The bolded section (emphasis theirs) is the important stuff, and where discrimination comes in: all a group would have to do to remove a student is to say that they don’t represent the right “viewpoints.” In a perfect world, this would only serve to hurt serious troublemakers, but as ThinkProgress points out, in execution “this would allow discrimination based on any characteristic, including even race.” Yet, TP indicates that Krause may be motivated by an anti-gay agenda, given his history of legislation. Indeed, any anti-gay religious group could easily make a case that LGBTQ members compromise their mission, and there you have it – the policy ends up being about discrimination.
The strangest thing about this situation may be that Texas is not alone. Tennessee considered legislation a few months ago that “would prohibit state universities from requiring campus religious groups to not discriminate.” And Virginia actually passed legislation with the following language:
To the extent allowed by state and federal law:
1. A religious or political student organization may determine that ordering the organization’s internal affairs, selecting the organization’s leaders and members, defining the organization’s doctrines, and resolving the organization’s disputes are in furtherance of the organization’s religious or political mission and that only persons committed to that mission should conduct such activities; and
2. No public institution of higher education that has granted recognition of and access to any student organization or group shall discriminate against any such student organization or group that exercises its rights pursuant to subdivision 1.
The fact that this seems to be taking off in so many different areas suggests a few things. One is that there seems to be a real fear of LGBTQ students encroaching on “their” spaces. That fear is obviously silly – why would a queer student waste time “spying” on some Christian group that doesn’t want them? This is college, not third grade – but in a broader sense, LGBTQ people have been making inroads in various previously closed-off areas of American society, like the institution of marriage or the military. To a conservative who sees homophobia as “traditional values,” that can seem like encroachment on their “traditions” or “way of life.” That twisted “logic” is ultimately just a demonstration of how prejudice can warp one’s reasoning, but it does explain why this tactic is so popular for people with these prejudices.
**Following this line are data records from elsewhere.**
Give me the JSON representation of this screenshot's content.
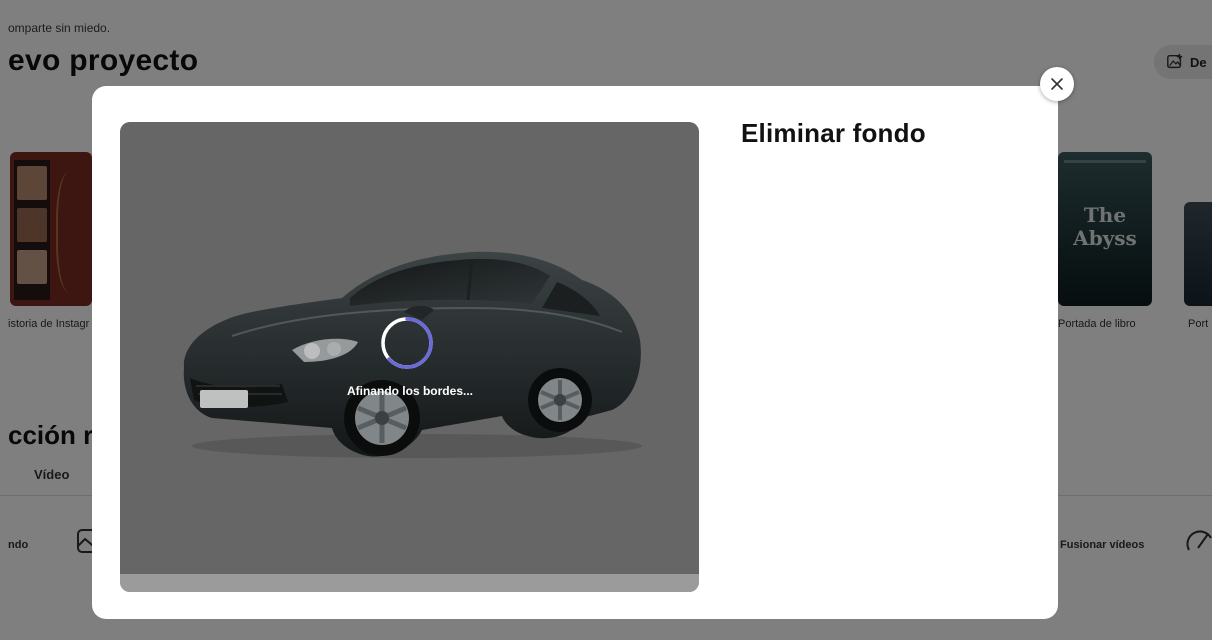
{
  "background": {
    "tagline": "omparte sin miedo.",
    "section_title": "evo proyecto",
    "top_button_label": "De",
    "cards": [
      {
        "label": "istoria de Instagr"
      },
      {
        "label": "Portada de libro",
        "cover_title": "The Abyss"
      },
      {
        "label": "Port"
      }
    ],
    "quick_actions_title": "cción rá",
    "tab_label": "Vídeo",
    "quick_actions": [
      {
        "label": "ndo"
      },
      {
        "label": "Fusionar vídeos"
      }
    ]
  },
  "modal": {
    "title": "Eliminar fondo",
    "progress_text": "Afinando los bordes...",
    "spinner_color": "#6b6bd8"
  }
}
The other explanation is a more pragmatic one: this is a round-about way to achieve the deeper conservative goal of LGBTQ exclusion, basically making it as hard as possible to be LGBTQ anywhere, presented in the most palatable way possible. If they can just make it about “religious freedom” and about “conscience,” they can get more people on board. Even a lot of people who are for LGBTQ equality might be okay with letting an anti-gay Christian student group be anti-gay, so long as they keep it to themselves.
But there’s the rub: by nature, they are not “keeping it to themselves.” Not when it comes to colleges. The real problem here comes from the fact that these universities are required to continue funding these groups, which essentially means that the students excluded from them are funding their own discrimination with their tuition fees. Even if literally all the university is giving them is a room to sit in, or a quad to protest on, maintaining those buildings still comes out of students’ tuition. This is why the ACLU, far from seeing the matter as one of religious freedom for anti-gay students, has taken sides against these kinds of bills.
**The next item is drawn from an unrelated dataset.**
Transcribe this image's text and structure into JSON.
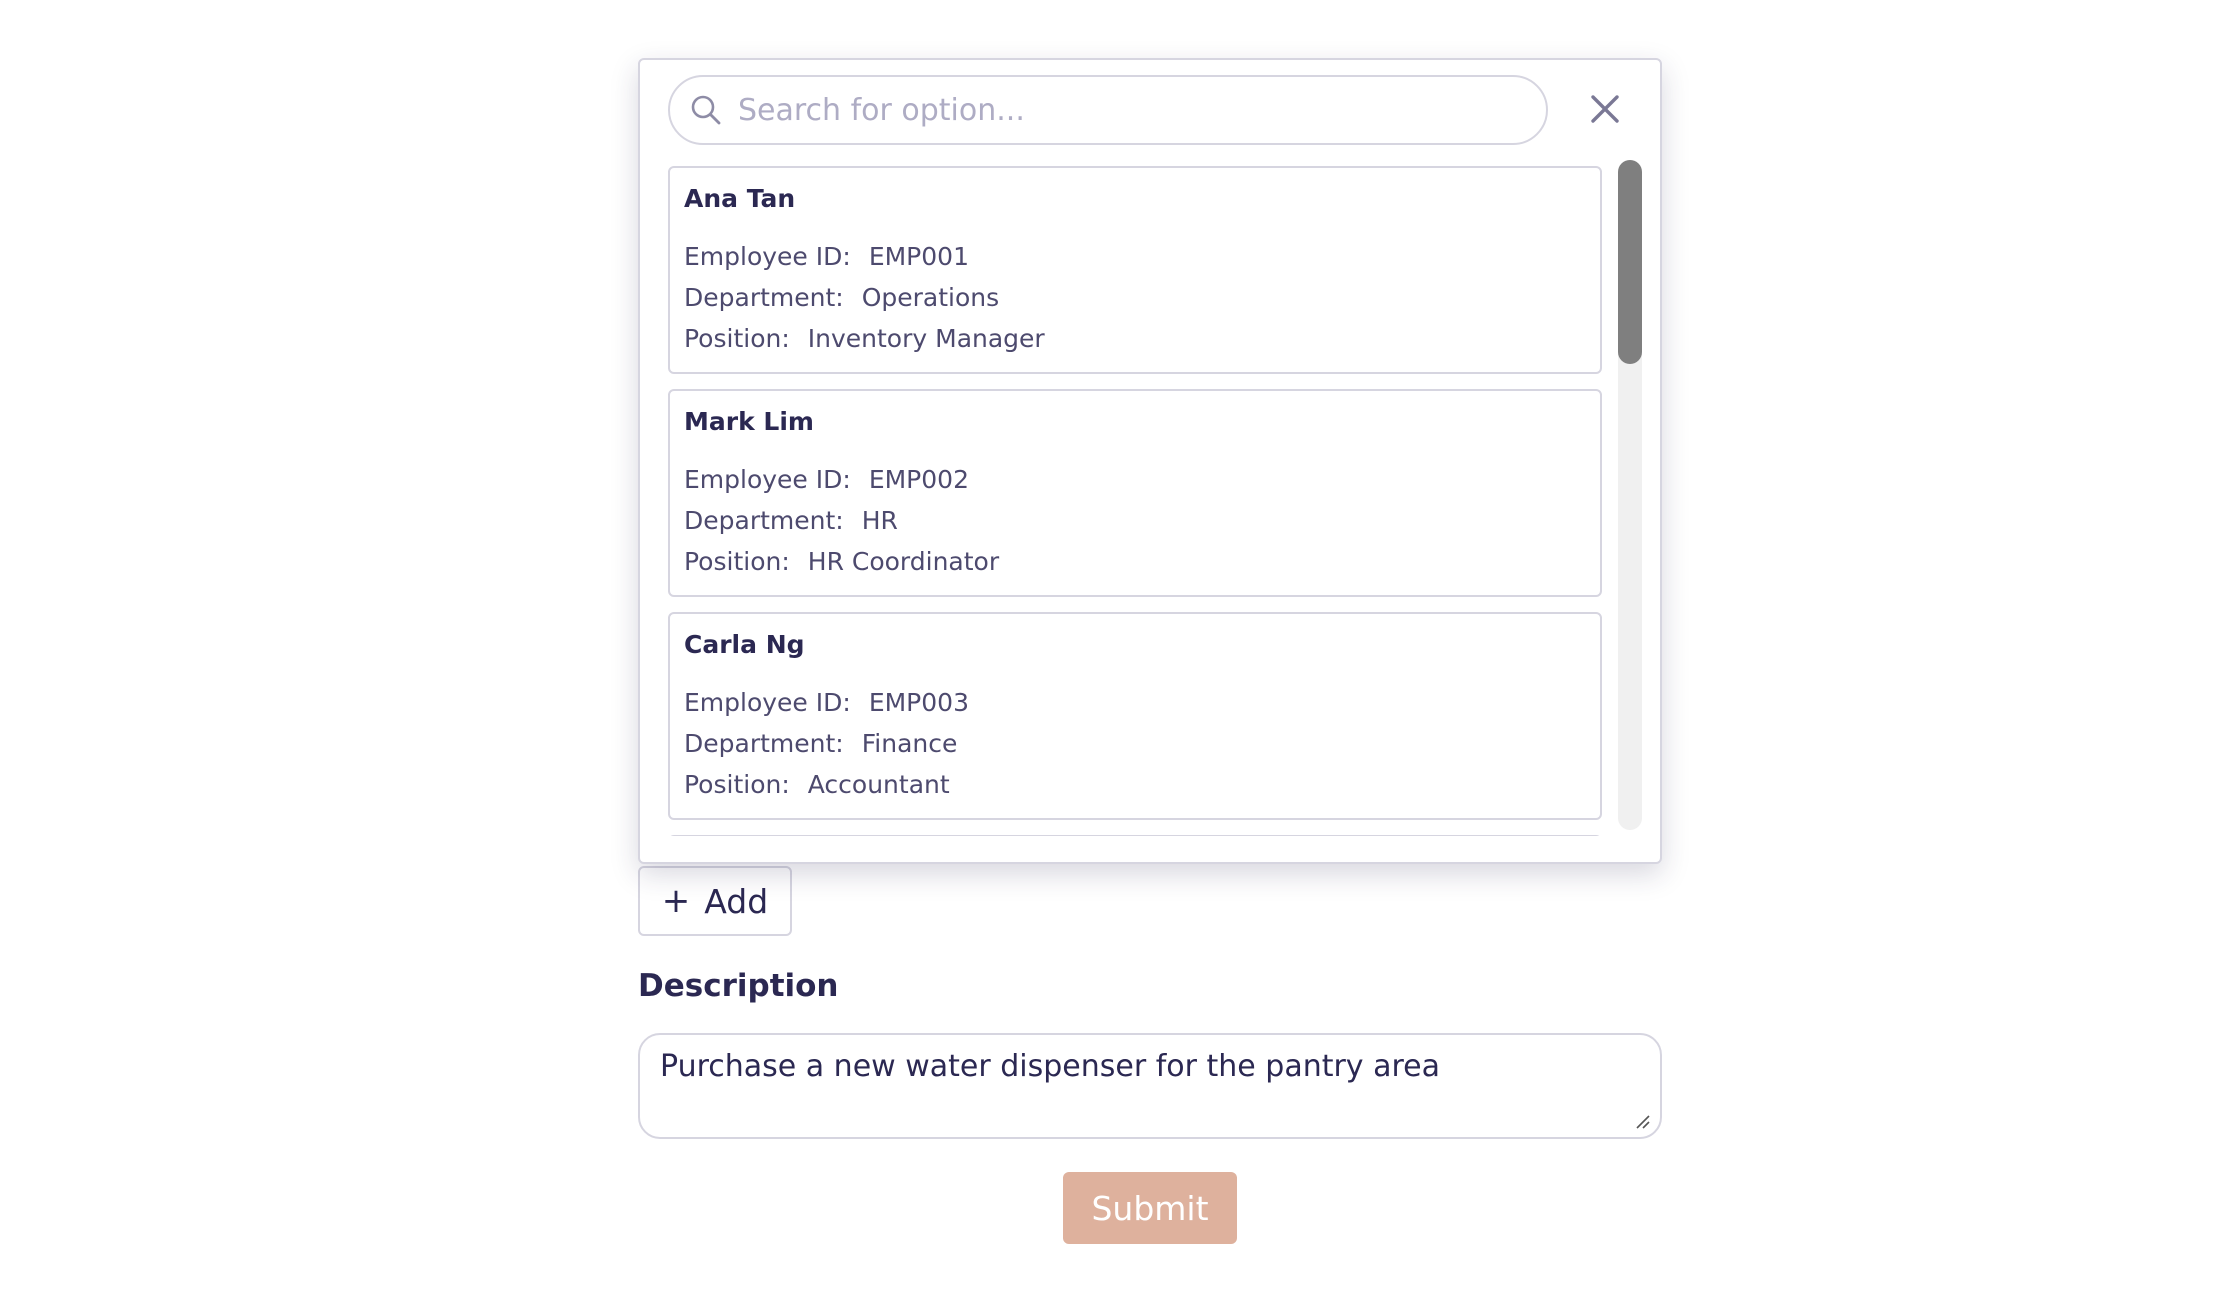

If the university if public, they’re also using taxpayer money. This is why public K-12 schools generally aren’t allowed to do much more for religious student groups than give them access to the same bulletin boards as other groups and let a faculty member babysit (but not take any active part in the club). But the very nature of colleges compared to high schools makes that difficult at the former. Either way, though, taxpayers should not have their money used to further discrimination.
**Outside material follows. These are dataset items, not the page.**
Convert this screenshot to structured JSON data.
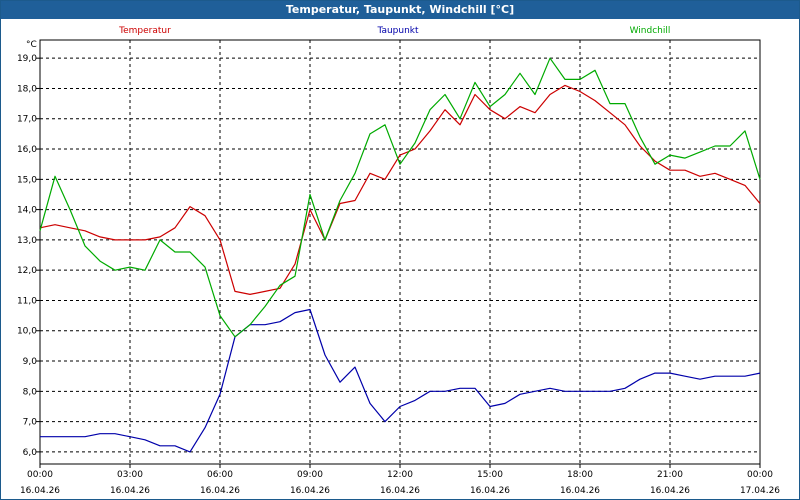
{
  "window": {
    "title": "Temperatur, Taupunkt, Windchill [°C]"
  },
  "chart_data": {
    "type": "line",
    "title": "Temperatur, Taupunkt, Windchill [°C]",
    "ylabel": "°C",
    "ylim": [
      5.6,
      19.6
    ],
    "xlim": [
      0,
      24
    ],
    "grid": true,
    "legend_placement": "top",
    "y_ticks": [
      "6,0",
      "7,0",
      "8,0",
      "9,0",
      "10,0",
      "11,0",
      "12,0",
      "13,0",
      "14,0",
      "15,0",
      "16,0",
      "17,0",
      "18,0",
      "19,0"
    ],
    "x_ticks": [
      {
        "time": "00:00",
        "date": "16.04.26"
      },
      {
        "time": "03:00",
        "date": "16.04.26"
      },
      {
        "time": "06:00",
        "date": "16.04.26"
      },
      {
        "time": "09:00",
        "date": "16.04.26"
      },
      {
        "time": "12:00",
        "date": "16.04.26"
      },
      {
        "time": "15:00",
        "date": "16.04.26"
      },
      {
        "time": "18:00",
        "date": "16.04.26"
      },
      {
        "time": "21:00",
        "date": "16.04.26"
      },
      {
        "time": "00:00",
        "date": "17.04.26"
      }
    ],
    "x_hours": [
      0,
      0.5,
      1,
      1.5,
      2,
      2.5,
      3,
      3.5,
      4,
      4.5,
      5,
      5.5,
      6,
      6.5,
      7,
      7.5,
      8,
      8.5,
      9,
      9.5,
      10,
      10.5,
      11,
      11.5,
      12,
      12.5,
      13,
      13.5,
      14,
      14.5,
      15,
      15.5,
      16,
      16.5,
      17,
      17.5,
      18,
      18.5,
      19,
      19.5,
      20,
      20.5,
      21,
      21.5,
      22,
      22.5,
      23,
      23.5,
      24
    ],
    "series": [
      {
        "name": "Temperatur",
        "color": "#cc0000",
        "values": [
          13.4,
          13.5,
          13.4,
          13.3,
          13.1,
          13.0,
          13.0,
          13.0,
          13.1,
          13.4,
          14.1,
          13.8,
          13.0,
          11.3,
          11.2,
          11.3,
          11.4,
          12.2,
          14.0,
          13.0,
          14.2,
          14.3,
          15.2,
          15.0,
          15.8,
          16.0,
          16.6,
          17.3,
          16.8,
          17.8,
          17.3,
          17.0,
          17.4,
          17.2,
          17.8,
          18.1,
          17.9,
          17.6,
          17.2,
          16.8,
          16.1,
          15.6,
          15.3,
          15.3,
          15.1,
          15.2,
          15.0,
          14.8,
          14.2
        ]
      },
      {
        "name": "Taupunkt",
        "color": "#0000aa",
        "values": [
          6.5,
          6.5,
          6.5,
          6.5,
          6.6,
          6.6,
          6.5,
          6.4,
          6.2,
          6.2,
          6.0,
          6.8,
          7.9,
          9.8,
          10.2,
          10.2,
          10.3,
          10.6,
          10.7,
          9.2,
          8.3,
          8.8,
          7.6,
          7.0,
          7.5,
          7.7,
          8.0,
          8.0,
          8.1,
          8.1,
          7.5,
          7.6,
          7.9,
          8.0,
          8.1,
          8.0,
          8.0,
          8.0,
          8.0,
          8.1,
          8.4,
          8.6,
          8.6,
          8.5,
          8.4,
          8.5,
          8.5,
          8.5,
          8.6
        ]
      },
      {
        "name": "Windchill",
        "color": "#00aa00",
        "values": [
          13.3,
          15.1,
          14.0,
          12.8,
          12.3,
          12.0,
          12.1,
          12.0,
          13.0,
          12.6,
          12.6,
          12.1,
          10.5,
          9.8,
          10.2,
          10.8,
          11.5,
          11.8,
          14.5,
          13.0,
          14.3,
          15.2,
          16.5,
          16.8,
          15.5,
          16.2,
          17.3,
          17.8,
          17.0,
          18.2,
          17.4,
          17.8,
          18.5,
          17.8,
          19.0,
          18.3,
          18.3,
          18.6,
          17.5,
          17.5,
          16.4,
          15.5,
          15.8,
          15.7,
          15.9,
          16.1,
          16.1,
          16.6,
          15.0
        ]
      }
    ]
  }
}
And ultimately, no matter how much some anti-gays may tell themselves that this is just about individuals, not about pushing their ideas on everyone, it does promote a special kind of inequality when you find that you are being forced to be complicit in it, simply by paying tuition fees It says a lot about the status of the LGBTQ community that we are once again expected to just put up with it and fork over our money in the name of someone else’s – but clearly not our own – “religious freedom.”